The later Dr. Martin Luther King, Jr.

To commemorate the life of Dr. Martin Luther King, Jr. I am linking to a post I wrote on this occasion in 2008 that tried to expose readers to the fact that towards the end of his life, King was actively campaigning against a wide range of injustices, not just racial ones.

People sometimes forget that he was widely read in politics, economics, history, and philosophy and used all of them in his writings, especially the later ones, to forcefully make the case for justice.

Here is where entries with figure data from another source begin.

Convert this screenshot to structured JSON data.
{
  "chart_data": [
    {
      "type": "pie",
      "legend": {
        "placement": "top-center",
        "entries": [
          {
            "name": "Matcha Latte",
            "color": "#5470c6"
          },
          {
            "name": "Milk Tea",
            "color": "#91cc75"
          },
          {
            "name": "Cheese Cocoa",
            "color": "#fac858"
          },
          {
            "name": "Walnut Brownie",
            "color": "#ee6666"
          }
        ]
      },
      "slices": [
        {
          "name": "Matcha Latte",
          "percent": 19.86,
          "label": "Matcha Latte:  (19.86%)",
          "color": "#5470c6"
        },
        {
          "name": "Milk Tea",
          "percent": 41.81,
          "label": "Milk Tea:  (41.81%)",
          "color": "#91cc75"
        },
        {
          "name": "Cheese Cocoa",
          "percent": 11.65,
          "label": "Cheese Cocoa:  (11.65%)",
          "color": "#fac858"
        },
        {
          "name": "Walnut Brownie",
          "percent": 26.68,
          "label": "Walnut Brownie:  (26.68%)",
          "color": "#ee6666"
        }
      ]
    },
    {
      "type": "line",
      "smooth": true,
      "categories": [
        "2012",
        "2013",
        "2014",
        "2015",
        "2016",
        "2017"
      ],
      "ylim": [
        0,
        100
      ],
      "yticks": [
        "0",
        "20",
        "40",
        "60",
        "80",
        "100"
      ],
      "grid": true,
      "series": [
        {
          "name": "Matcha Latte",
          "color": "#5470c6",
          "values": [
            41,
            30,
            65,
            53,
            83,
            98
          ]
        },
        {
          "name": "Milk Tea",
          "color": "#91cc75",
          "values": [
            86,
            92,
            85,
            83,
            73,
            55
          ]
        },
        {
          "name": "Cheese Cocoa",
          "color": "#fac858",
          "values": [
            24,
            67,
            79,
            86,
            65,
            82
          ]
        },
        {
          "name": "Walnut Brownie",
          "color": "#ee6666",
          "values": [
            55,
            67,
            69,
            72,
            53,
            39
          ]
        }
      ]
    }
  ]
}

  1. 'Tis Himself, OM. says

    The quote of King’s that I remember is not from the “I have a dream” speech but from a later one given in 1967:

    There are forty million poor people here, and one day we must ask the question, “Why are there forty million poor people in America?” And when you begin to ask that question, you are raising a question about the economic system, about a broader distribution of wealth. When you ask that question, you begin to question the capitalistic economy. And I’m simply saying that more and more, we’ve got to begin to ask questions about the whole society. We are called upon to help the discouraged beggars in life’s marketplace. But one day we must come to see that an edifice which produces beggars needs restructuring. [emphasis added]

    King also said:

    We read one day, “We hold these truths to be self-evident, that all men are created equal, that they are endowed by their Creator with certain inalienable rights, that among these are life, liberty, and the pursuit of happiness.” But if a man doesn’t have a job or an income, he has neither life nor liberty nor the possibility for the pursuit of happiness. He merely exists.

  2. F says

    Hey, didn’t Dr. King know that any kind of capitalism or anything self-described capitalists want to call capitalism is good capitalism? Who put a bee in his communist bonnet?

  3. says

    If the Occupy Movement could join forces with the African-American Community, perhaps channeling the spirit of MLK as excerpted above, we could have a potent force on our hands. But throughout American history, such logical coalitions of the economically exploited have rarely, if ever, succeeded. The first rule of oligarchy is divide et impera.